Westinghouse’s AP1000 reactor sits coincidentally at about ~1,200 MWe.
State officials are emphasizing shovel-ready locations and lessons learned from earlier projects to accelerate deployment. Federal financing tools that can cover up to 80% of costs are expected to play a central role, such as from the DOE’s Energy Dominance Financing Office.
This state move sits squarely inside the larger federal nuclear effort we have tracked since last fall. We reported in detail on the $80 billion strategic partnership between the U.S. government, Cameco, and Brookfield to advance up to 10 Westinghouse AP1000 reactors.
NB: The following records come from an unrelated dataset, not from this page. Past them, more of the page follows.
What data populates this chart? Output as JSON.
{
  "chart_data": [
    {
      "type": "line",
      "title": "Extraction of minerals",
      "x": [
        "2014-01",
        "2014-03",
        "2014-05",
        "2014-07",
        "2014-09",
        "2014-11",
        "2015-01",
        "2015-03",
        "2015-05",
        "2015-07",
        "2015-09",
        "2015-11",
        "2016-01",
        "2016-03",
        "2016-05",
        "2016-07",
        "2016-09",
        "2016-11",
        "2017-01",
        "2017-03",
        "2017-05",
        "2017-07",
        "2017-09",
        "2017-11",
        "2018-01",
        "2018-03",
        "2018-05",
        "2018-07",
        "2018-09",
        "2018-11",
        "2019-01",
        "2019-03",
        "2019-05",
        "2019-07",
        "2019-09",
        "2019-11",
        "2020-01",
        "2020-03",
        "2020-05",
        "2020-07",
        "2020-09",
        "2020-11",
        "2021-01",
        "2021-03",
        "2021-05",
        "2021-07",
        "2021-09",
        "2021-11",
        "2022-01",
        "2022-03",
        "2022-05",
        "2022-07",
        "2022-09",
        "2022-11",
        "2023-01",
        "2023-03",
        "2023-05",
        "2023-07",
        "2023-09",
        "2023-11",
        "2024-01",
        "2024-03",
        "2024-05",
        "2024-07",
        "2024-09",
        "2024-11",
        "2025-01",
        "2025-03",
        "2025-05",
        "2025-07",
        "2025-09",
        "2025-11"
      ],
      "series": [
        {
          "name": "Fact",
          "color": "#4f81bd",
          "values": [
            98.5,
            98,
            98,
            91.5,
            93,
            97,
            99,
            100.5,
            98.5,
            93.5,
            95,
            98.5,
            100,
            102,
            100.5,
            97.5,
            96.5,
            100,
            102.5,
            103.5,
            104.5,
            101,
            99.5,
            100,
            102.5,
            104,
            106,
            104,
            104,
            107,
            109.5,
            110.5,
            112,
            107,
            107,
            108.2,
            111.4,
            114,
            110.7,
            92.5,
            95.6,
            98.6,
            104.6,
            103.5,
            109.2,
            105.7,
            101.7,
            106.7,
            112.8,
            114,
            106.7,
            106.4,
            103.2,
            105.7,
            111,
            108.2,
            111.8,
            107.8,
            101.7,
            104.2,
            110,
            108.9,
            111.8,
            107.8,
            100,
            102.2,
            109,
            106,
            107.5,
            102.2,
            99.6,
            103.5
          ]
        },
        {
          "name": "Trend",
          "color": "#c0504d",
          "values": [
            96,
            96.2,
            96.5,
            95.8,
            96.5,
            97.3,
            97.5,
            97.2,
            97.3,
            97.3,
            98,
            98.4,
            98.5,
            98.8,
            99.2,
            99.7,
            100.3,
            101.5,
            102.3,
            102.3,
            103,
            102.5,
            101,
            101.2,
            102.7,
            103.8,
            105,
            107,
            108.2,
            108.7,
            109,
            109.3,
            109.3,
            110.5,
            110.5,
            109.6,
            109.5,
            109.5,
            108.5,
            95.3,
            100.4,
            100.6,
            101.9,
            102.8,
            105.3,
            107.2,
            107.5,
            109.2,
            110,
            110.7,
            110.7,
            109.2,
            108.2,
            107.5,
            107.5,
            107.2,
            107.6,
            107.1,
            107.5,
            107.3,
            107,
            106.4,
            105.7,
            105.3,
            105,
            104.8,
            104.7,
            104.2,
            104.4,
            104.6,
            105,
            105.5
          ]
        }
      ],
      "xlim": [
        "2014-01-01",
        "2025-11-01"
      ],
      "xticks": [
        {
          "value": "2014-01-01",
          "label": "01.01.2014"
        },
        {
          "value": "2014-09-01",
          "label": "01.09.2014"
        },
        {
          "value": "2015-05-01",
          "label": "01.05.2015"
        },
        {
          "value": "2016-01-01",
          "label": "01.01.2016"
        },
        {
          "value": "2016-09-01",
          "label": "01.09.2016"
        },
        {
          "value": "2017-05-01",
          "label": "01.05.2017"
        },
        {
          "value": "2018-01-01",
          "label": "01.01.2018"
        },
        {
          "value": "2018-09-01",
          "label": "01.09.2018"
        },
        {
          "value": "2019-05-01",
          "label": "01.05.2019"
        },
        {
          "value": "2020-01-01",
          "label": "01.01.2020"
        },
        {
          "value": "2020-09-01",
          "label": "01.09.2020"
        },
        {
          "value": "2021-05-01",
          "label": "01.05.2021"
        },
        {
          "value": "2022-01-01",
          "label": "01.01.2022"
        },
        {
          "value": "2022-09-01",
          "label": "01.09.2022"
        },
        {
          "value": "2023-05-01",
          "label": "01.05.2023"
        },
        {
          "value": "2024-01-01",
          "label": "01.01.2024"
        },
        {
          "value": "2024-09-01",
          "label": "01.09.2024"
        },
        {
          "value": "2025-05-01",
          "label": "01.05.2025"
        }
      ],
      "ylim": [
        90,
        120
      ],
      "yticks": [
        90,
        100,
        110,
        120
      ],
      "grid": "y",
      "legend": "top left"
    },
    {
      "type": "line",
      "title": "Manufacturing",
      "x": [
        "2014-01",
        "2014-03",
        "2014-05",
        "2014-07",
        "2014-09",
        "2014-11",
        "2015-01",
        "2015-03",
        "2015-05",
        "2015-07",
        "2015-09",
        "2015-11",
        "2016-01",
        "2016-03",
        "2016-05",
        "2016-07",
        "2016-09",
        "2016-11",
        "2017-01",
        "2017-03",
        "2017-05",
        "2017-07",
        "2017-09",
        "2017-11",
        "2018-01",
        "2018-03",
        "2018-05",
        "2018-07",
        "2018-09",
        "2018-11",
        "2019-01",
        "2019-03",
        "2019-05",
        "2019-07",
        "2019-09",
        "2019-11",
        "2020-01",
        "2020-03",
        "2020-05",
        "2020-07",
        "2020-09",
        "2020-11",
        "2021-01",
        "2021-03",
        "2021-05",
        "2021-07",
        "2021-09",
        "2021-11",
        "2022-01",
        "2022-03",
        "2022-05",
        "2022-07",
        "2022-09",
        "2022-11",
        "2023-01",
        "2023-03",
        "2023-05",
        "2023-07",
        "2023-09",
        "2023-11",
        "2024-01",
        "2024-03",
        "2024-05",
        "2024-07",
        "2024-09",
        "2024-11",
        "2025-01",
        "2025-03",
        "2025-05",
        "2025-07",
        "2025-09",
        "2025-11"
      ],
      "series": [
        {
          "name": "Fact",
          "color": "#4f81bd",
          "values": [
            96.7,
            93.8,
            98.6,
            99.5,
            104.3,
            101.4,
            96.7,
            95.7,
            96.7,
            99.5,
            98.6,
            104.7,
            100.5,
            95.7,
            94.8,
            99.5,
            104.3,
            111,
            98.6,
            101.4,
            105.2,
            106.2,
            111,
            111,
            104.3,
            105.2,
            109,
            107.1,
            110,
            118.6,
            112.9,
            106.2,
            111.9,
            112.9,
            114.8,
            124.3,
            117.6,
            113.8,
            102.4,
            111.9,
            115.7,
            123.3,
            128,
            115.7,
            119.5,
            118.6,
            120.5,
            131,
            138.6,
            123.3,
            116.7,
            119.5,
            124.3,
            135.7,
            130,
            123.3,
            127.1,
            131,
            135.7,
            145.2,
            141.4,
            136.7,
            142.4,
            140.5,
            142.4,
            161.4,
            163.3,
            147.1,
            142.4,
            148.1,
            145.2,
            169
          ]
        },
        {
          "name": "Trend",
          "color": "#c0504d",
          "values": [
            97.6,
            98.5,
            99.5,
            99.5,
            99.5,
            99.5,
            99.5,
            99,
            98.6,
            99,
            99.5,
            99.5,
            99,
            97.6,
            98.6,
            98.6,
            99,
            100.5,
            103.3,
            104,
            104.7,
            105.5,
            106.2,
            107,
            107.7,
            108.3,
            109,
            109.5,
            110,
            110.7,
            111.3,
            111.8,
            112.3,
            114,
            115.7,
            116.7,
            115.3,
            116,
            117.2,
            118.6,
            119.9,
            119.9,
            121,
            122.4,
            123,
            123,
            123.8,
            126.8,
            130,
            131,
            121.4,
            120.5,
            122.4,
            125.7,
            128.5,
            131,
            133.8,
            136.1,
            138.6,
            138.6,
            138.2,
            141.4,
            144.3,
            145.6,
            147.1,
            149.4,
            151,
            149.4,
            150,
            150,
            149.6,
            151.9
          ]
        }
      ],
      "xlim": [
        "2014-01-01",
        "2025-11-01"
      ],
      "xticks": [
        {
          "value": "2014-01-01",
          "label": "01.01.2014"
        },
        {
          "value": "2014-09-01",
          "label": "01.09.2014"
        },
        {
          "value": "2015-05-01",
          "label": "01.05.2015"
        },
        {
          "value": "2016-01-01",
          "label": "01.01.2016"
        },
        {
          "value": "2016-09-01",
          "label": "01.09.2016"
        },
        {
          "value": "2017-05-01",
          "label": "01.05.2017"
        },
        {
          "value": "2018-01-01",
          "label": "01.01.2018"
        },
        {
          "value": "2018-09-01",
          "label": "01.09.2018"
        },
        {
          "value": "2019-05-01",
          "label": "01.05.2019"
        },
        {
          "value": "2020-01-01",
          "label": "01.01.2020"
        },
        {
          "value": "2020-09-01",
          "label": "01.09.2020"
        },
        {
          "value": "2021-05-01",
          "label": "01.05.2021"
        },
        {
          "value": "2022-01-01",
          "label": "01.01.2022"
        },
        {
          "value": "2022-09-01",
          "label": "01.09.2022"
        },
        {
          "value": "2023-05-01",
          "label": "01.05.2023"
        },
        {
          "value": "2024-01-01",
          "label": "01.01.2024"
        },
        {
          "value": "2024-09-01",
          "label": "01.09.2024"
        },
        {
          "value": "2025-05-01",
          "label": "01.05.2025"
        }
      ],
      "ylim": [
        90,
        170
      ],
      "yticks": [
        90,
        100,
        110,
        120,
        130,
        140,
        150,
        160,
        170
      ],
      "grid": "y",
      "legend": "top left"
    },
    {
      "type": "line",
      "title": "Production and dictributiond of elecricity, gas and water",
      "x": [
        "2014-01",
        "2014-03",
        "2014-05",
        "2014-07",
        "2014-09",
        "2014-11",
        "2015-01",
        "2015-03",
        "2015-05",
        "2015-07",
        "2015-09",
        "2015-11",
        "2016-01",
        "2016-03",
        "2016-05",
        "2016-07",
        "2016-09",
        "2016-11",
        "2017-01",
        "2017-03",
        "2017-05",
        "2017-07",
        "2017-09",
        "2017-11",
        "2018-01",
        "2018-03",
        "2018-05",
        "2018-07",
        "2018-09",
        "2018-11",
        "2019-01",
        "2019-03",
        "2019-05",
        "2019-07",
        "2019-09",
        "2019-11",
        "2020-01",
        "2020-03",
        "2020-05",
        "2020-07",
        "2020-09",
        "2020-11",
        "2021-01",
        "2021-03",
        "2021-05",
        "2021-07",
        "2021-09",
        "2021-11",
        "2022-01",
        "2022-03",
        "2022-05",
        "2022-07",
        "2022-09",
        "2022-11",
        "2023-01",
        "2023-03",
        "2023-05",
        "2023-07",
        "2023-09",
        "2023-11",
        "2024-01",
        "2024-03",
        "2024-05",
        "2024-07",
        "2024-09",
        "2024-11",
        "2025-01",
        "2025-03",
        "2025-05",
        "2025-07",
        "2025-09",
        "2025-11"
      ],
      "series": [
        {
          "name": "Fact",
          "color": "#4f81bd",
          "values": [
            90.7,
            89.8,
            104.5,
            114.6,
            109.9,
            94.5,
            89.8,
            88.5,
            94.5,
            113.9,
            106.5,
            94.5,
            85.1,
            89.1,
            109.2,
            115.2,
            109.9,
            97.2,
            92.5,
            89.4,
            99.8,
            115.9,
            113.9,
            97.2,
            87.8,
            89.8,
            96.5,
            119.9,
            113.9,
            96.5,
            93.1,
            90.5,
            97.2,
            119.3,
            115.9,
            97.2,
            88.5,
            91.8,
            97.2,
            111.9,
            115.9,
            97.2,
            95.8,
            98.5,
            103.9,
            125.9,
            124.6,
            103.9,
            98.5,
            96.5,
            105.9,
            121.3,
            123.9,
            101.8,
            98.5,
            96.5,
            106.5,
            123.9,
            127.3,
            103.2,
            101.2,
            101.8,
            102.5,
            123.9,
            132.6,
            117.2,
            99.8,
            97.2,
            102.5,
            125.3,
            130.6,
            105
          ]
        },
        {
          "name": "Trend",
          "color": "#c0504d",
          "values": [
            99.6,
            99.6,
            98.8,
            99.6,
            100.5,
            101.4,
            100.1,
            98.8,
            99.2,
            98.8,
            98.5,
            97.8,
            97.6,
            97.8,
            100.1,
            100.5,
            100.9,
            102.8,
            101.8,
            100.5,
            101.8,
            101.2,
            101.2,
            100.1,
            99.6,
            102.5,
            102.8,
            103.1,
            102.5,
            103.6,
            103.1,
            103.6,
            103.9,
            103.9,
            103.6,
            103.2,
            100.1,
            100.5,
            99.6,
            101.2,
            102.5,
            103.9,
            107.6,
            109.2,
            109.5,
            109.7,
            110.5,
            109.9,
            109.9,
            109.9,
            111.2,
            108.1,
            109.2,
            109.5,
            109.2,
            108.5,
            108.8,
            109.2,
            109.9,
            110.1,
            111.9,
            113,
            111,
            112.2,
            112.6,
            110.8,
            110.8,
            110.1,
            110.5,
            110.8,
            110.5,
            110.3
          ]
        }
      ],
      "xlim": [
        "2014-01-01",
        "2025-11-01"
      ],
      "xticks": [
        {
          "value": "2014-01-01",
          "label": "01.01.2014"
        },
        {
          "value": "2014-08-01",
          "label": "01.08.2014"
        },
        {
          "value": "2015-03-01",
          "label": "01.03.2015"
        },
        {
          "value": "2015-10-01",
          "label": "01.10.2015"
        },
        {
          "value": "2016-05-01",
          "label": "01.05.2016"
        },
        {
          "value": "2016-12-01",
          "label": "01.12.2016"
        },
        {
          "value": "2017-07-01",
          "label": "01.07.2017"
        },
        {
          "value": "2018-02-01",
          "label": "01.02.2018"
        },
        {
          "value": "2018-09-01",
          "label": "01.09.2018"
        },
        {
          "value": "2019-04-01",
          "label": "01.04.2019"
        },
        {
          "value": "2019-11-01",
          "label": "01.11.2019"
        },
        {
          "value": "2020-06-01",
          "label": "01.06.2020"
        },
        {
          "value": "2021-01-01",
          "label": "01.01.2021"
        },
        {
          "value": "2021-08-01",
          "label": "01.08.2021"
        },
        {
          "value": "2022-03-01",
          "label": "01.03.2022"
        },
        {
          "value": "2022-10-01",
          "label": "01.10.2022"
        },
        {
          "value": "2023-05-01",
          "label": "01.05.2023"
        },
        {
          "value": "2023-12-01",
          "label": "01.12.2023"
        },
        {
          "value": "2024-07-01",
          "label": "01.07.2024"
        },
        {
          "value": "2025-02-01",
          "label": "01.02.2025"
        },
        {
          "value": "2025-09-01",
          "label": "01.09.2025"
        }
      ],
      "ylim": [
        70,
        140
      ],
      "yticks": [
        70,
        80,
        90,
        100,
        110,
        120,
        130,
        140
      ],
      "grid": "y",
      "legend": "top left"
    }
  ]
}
Cameco leadership later indicated the combined opportunity across Department of Commerce and Department of Energy channels could reach as many as 20 AP1000 units.
Several utility pairs already sit in advanced planning stages, with work progressing on long-lead items and financing models that range from federal build-own-operate structures to support for existing operators.
While state officials and the current procurement documents continue to describe the effort as targeting 1,100 MW, the underlying economics and signals from the federal side point to something larger.
Cameco (and MIT) has been clear that meaningful cost reductions are likely to appear on the third and fourth AP1000 units, and the DOE’s broader program has consistently favored paired reactor deployments that allow shared infrastructure, long-lead procurement, and supply chain efficiencies.
Given that the PSEG Early Site Permit already authorizes two units at the site, the publicly stated 1,100 MW floor may simply be the minimum the process is required to deliver while the actual project that clears the competitive negotiation ends up being a full two-reactor plant once the federal financing package and execution commitments are locked in.
Cameco and Brookfield bring distinct advantages into the New Jersey process. Their controlling stake in Westinghouse, combined with direct involvement in the federal large-reactor program and Brookfield’s separate partnership with The Nuclear Company to scale deployments, positions them to handle the capital intensity and leverage federal backstops at scale.
The state’s preference for proven large-reactor execution over unproven SMR designs at this stage further aligns with their strengths.
Cameco shares have posted gains of roughly 24% over the past year as the nuclear investment case gained traction. Near-term trading has been more mixed, with some pullbacks coinciding with the momentum trade that nuclear has trended with over the past couple years.